There’s a running joke on X (fka Twitter) about how owning a Range Rover is like inviting a mechanic to join your family. For Afolabi ‘Folastag’ Fasanmi, that’s a lived reality. His mechanic has invited him to his wedding and even asked him to be on the ‘High Table’, a telltale sign of how much business Folastag and his Range Rover have brought the mechanic’s way.
Three years ago, the Lagos-based photographer and chef, bought a 2009 Range Rover as his first car—not because it was sensible, but because it made sense to him. He needed space for camera rigs and catering equipment. He wanted a car that announced itself. And, like many Nigerians navigating a class-conscious society, he understood that how you arrive often determines how you are received. He had considered the Lexus, Toyota RAV4 and even a BMW X6 but the Range Rover called out to him the most.
What he didn’t anticipate was that the car would also become a crash course in mechanical literacy, financial discipline, and emotional endurance. There are easier ways to learn about cars. Folastag chose the hard one.
Welcome to the first episode of Owner’s Corner, 234Drive’s new series exploring what it really means to live with a car in Nigeria.
Why a Range Rover, of All Cars?
From the outside, the Range Rover performs exactly as advertised. It is fast, imposing, and stable on Nigerian roads that seem designed to punish smaller vehicles. It glides through floods, absorbs potholes, and still carries the visual authority that turns heads at events. The engine, Folastag says, has never been the problem. The problems abound elsewhere, in the components that surround it, and the ecosystem that services them.

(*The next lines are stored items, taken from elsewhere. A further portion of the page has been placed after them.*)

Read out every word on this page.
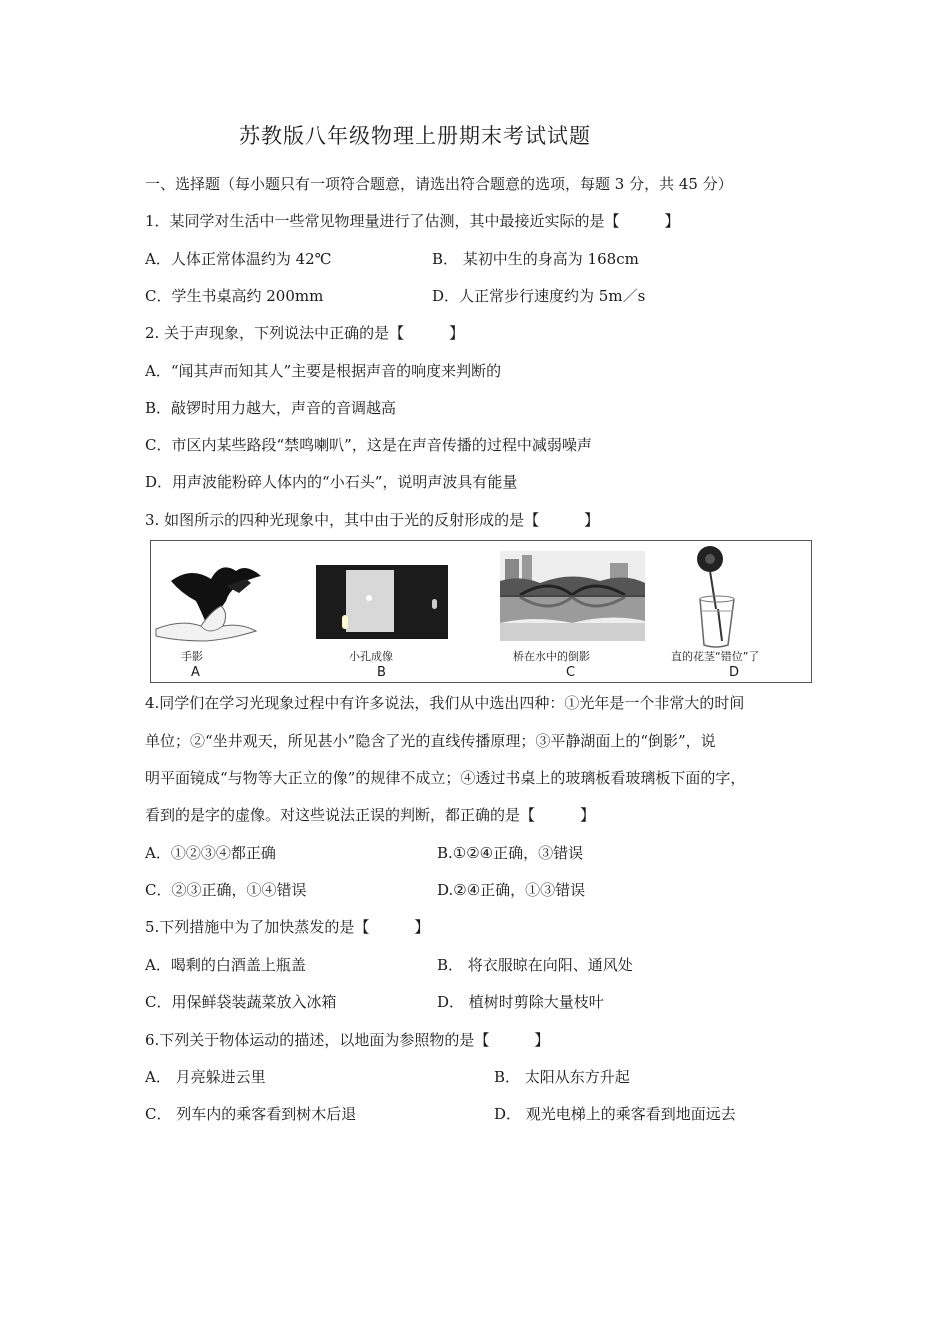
苏教版八年级物理上册期末考试试题
一、选择题（每小题只有一项符合题意，请选出符合题意的选项，每题 3 分，共 45 分）
1．某同学对生活中一些常见物理量进行了估测，其中最接近实际的是【　　　】
A．人体正常体温约为 42℃	B． 某初中生的身高为 168cm
C．学生书桌高约 200mm	D．人正常步行速度约为 5m／s
2. 关于声现象，下列说法中正确的是【　　　】
A．“闻其声而知其人”主要是根据声音的响度来判断的
B．敲锣时用力越大，声音的音调越高
C．市区内某些路段“禁鸣喇叭”，这是在声音传播的过程中减弱噪声
D．用声波能粉碎人体内的“小石头”，说明声波具有能量
3. 如图所示的四种光现象中，其中由于光的反射形成的是【　　　】
手影	小孔成像	桥在水中的倒影	直的花茎“错位”了
A	B	C	D
4.同学们在学习光现象过程中有许多说法，我们从中选出四种：①光年是一个非常大的时间
单位；②“坐井观天，所见甚小”隐含了光的直线传播原理；③平静湖面上的“倒影”，说
明平面镜成“与物等大正立的像”的规律不成立；④透过书桌上的玻璃板看玻璃板下面的字，
看到的是字的虚像。对这些说法正误的判断，都正确的是【　　　】
A．①②③④都正确	B.①②④正确，③错误
C．②③正确，①④错误	D.②④正确，①③错误
5.下列措施中为了加快蒸发的是【　　　】
A．喝剩的白酒盖上瓶盖	B． 将衣服晾在向阳、通风处
C．用保鲜袋装蔬菜放入冰箱	D． 植树时剪除大量枝叶
6.下列关于物体运动的描述，以地面为参照物的是【　　　】
A． 月亮躲进云里	B． 太阳从东方升起
C． 列车内的乘客看到树木后退	D． 观光电梯上的乘客看到地面远去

Within the first three months of ownership, he spent nearly ₦3 million fixing issues he didn’t even know existed when he bought the car. Steering rack. Steering pump. Suspension. Electrical faults. Each visit to the mechanic felt small— ₦20,000 here, ₦50,000 there —until the totals quietly stacked into hundreds of thousands. “You think you’re done,” he says, “then they tell you one more thing remains.”
Frequent suspension issues were a natural result of bad Lagos roads. The original air suspension failed repeatedly. Eventually, Fola converted to manual absorbers—not out of preference, but survival. “Look at my street,” he says, pointing out speed bumps and broken asphalt. “Why won’t I have suspension problems?”

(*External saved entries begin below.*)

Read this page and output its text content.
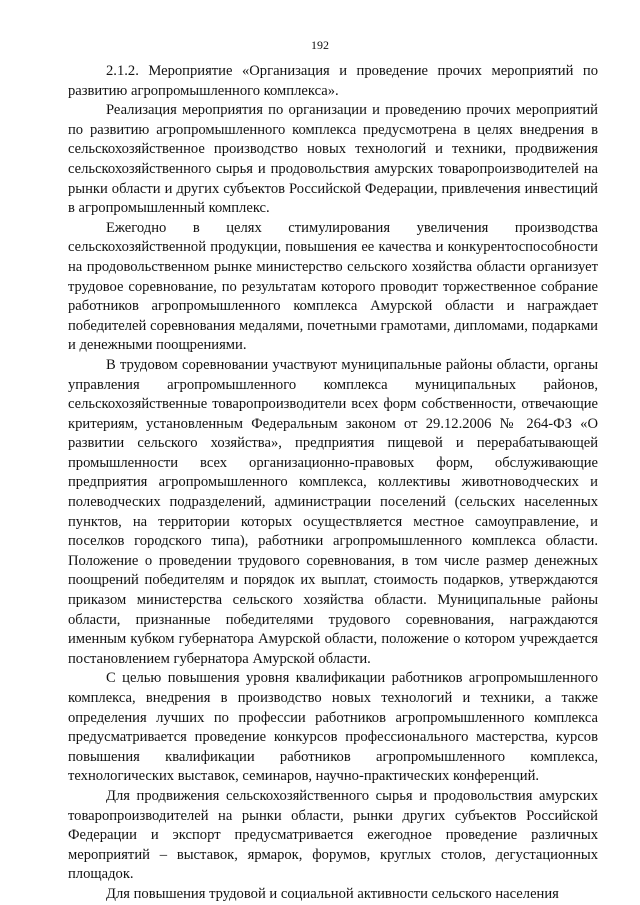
192

2.1.2. Мероприятие «Организация и проведение прочих мероприятий по развитию агропромышленного комплекса».

Реализация мероприятия по организации и проведению прочих мероприятий по развитию агропромышленного комплекса предусмотрена в целях внедрения в сельскохозяйственное производство новых технологий и техники, продвижения сельскохозяйственного сырья и продовольствия амурских товаропроизводителей на рынки области и других субъектов Российской Федерации, привлечения инвестиций в агропромышленный комплекс.

Ежегодно в целях стимулирования увеличения производства сельскохозяйственной продукции, повышения ее качества и конкурентоспособности на продовольственном рынке министерство сельского хозяйства области организует трудовое соревнование, по результатам которого проводит торжественное собрание работников агропромышленного комплекса Амурской области и награждает победителей соревнования медалями, почетными грамотами, дипломами, подарками и денежными поощрениями.

В трудовом соревновании участвуют муниципальные районы области, органы управления агропромышленного комплекса муниципальных районов, сельскохозяйственные товаропроизводители всех форм собственности, отвечающие критериям, установленным Федеральным законом от 29.12.2006 № 264-ФЗ «О развитии сельского хозяйства», предприятия пищевой и перерабатывающей промышленности всех организационно-правовых форм, обслуживающие предприятия агропромышленного комплекса, коллективы животноводческих и полеводческих подразделений, администрации поселений (сельских населенных пунктов, на территории которых осуществляется местное самоуправление, и поселков городского типа), работники агропромышленного комплекса области. Положение о проведении трудового соревнования, в том числе размер денежных поощрений победителям и порядок их выплат, стоимость подарков, утверждаются приказом министерства сельского хозяйства области. Муниципальные районы области, признанные победителями трудового соревнования, награждаются именным кубком губернатора Амурской области, положение о котором учреждается постановлением губернатора Амурской области.

С целью повышения уровня квалификации работников агропромышленного комплекса, внедрения в производство новых технологий и техники, а также определения лучших по профессии работников агропромышленного комплекса предусматривается проведение конкурсов профессионального мастерства, курсов повышения квалификации работников агропромышленного комплекса, технологических выставок, семинаров, научно-практических конференций.

Для продвижения сельскохозяйственного сырья и продовольствия амурских товаропроизводителей на рынки области, рынки других субъектов Российской Федерации и экспорт предусматривается ежегодное проведение различных мероприятий – выставок, ярмарок, форумов, круглых столов, дегустационных площадок.

Для повышения трудовой и социальной активности сельского населения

Flooding, at least, isn’t an issue. When Lagos floods, the Range Rover drives. Others swim.
Interestingly, a lot of the damage has come from working with a litany of bad mechanics—bad not because they are clueless about cars as a whole, but because they are often dishonest about how well they can really handle a Range Rover. At some point, Folastag stopped asking “can you fix a Range Rover?” to of course be met with false yeses, and started looking for specialised mechanics who had been tried and tested. But before he learnt to do this, a faulty electrical repair left the car completely dead in Lekki during a multi-day shoot, forcing a tow and weeks of rewiring that required replacing the car’s “brain.” Experience, they say, is the best teacher.
Yet, paradoxically, this chaos is what made him stay. Call it a classic case of Auto Stockholm Syndrome. Folastag and his Range have been through thick and thin, very high highs and very low lows. He will ride it out with her until the wheels fall off—or at least, until he’s in a comfortable place financially to go after the latest trouble-free models.
Over time, Folastag learned the language of his car. He can now tell when something is about to fail by sound, feel, or resistance. He knows which fuel stations to avoid after bad petrol destroyed his fuel pump and stranded him at the Shagamu interchange late at night. He knows which mechanics to trust.
Ownership, in this sense, became participatory. The Range Rover didn’t just transport him; it forced him to pay attention.
The Range Has Taken, But It’s Also Given
There have been humiliations along the way. Topping up steering oil in a suit after a presentation. Missing parts of a wedding because the car broke down outside the venue. Driving home with smoking tires after unknowingly driving with the handbrake engaged for months. Accidents that left body panels missing, rims destroyed, and stories layered onto the car’s battered exterior. And perhaps the most frustrating one, leaving Ojude Oba festival only to have his car stop at Sagamu Interchange, a long way from home. He had to call on people to help push his car in neutral until they found a tow-truck.
Still, Folastag doesn’t regret it.
The Range Rover gave him something he finds valuable: control. Not over the car—that illusion vanished early—but over knowledge. Today, he says he could buy another car without a mechanic present. He understands systems, dependencies, and warning signs. He understands the cost of prestige, not just financially, but mentally.
And prestige still matters. People still step out to look when he says he’s arrived in a Range Rover. Clients still read meaning into the vehicle before they read him. In a country where infrastructure fails but symbolism persists, the car continues to do cultural work even when it’s mechanically exhausted.
Would he recommend buying an old Range Rover in Nigeria? Only with conditions: a solid mechanic, a trusted auto electrician, and an emergency fund you’re willing to burn. Not because the car is evil, but because it demands commitment.
“This car is character development,” he says, laughing. “If you’re not ready, don’t do it.”